Care Management and Health Improvement
The Care Management and Health Improvement standards distinguish health plans that effectively promote wellness and prevention, and identify and manage members with chronic illnesses or complex conditions. Patients with complex or multiple illnesses often require particularly individualized or intensive treatment. The standards ask not only whether programs— known as "case management" programs—exist, but also how effectively members who might benefit are referred to the programs. The standards also assess how plans measure the impact of case management using, for example, rates of hospital readmissions and emergency room visits. View specific requirements a plan has to meet to receive distinction from NCQA in this category.
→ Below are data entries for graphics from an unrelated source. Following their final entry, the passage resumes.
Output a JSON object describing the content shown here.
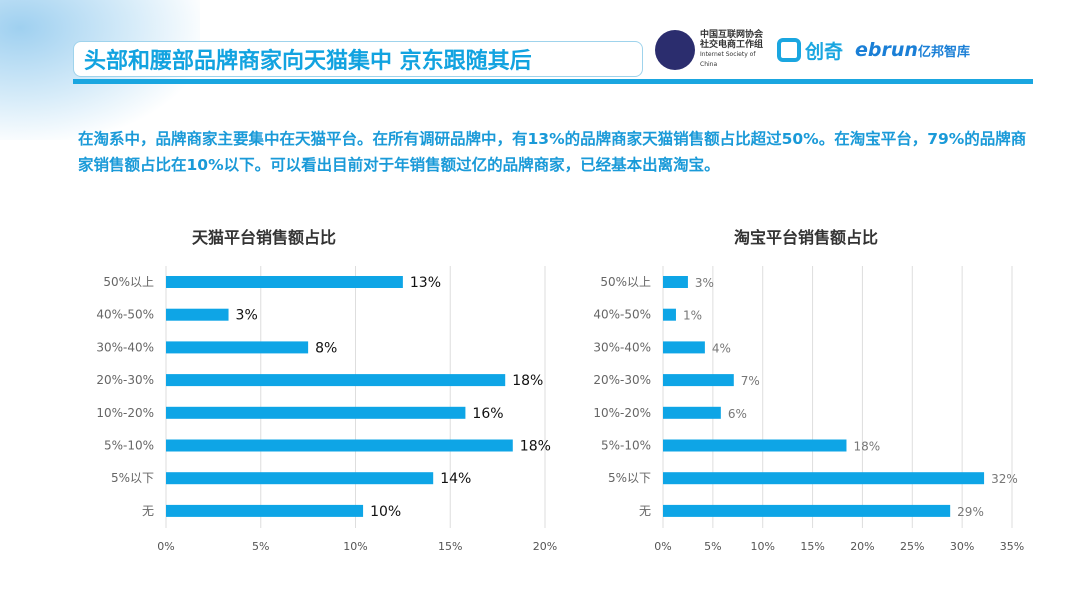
{
  "header": {
    "title": "头部和腰部品牌商家向天猫集中 京东跟随其后",
    "logos": {
      "isc_cn": "中国互联网协会 社交电商工作组",
      "isc_en": "Internet Society of China",
      "chuangqi": "创奇",
      "ebrun": "ebrun",
      "ebrun_cn": "亿邦智库"
    }
  },
  "description": "在淘系中，品牌商家主要集中在天猫平台。在所有调研品牌中，有13%的品牌商家天猫销售额占比超过50%。在淘宝平台，79%的品牌商家销售额占比在10%以下。可以看出目前对于年销售额过亿的品牌商家，已经基本出离淘宝。",
  "colors": {
    "bar": "#0ea5e6",
    "accent": "#12a3e0"
  },
  "chart_data": [
    {
      "type": "bar",
      "orientation": "horizontal",
      "title": "天猫平台销售额占比",
      "categories": [
        "50%以上",
        "40%-50%",
        "30%-40%",
        "20%-30%",
        "10%-20%",
        "5%-10%",
        "5%以下",
        "无"
      ],
      "values": [
        12.5,
        3.3,
        7.5,
        17.9,
        15.8,
        18.3,
        14.1,
        10.4
      ],
      "labels": [
        "13%",
        "3%",
        "8%",
        "18%",
        "16%",
        "18%",
        "14%",
        "10%"
      ],
      "xlim": [
        0,
        20
      ],
      "xticks": [
        "0%",
        "5%",
        "10%",
        "15%",
        "20%"
      ],
      "grid": true
    },
    {
      "type": "bar",
      "orientation": "horizontal",
      "title": "淘宝平台销售额占比",
      "categories": [
        "50%以上",
        "40%-50%",
        "30%-40%",
        "20%-30%",
        "10%-20%",
        "5%-10%",
        "5%以下",
        "无"
      ],
      "values": [
        2.5,
        1.3,
        4.2,
        7.1,
        5.8,
        18.4,
        32.2,
        28.8
      ],
      "labels": [
        "3%",
        "1%",
        "4%",
        "7%",
        "6%",
        "18%",
        "32%",
        "29%"
      ],
      "xlim": [
        0,
        35
      ],
      "xticks": [
        "0%",
        "5%",
        "10%",
        "15%",
        "20%",
        "25%",
        "30%",
        "35%"
      ],
      "grid": true
    }
  ]
}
Physician and Hospital Quality
The Physician and Hospital Quality standards evaluate how health plans measure the quality and cost of care provided by network physicians and hospitals. Health plans seeking distinction in Physician and Hospital Quality must demonstrate that they measure the quality and cost of in-network hospitals and physicians, and that, whenever possible, they act on information about cost in conjunction with information about quality. View specific requirements a plan has to meet to receive distinction from NCQA in this category.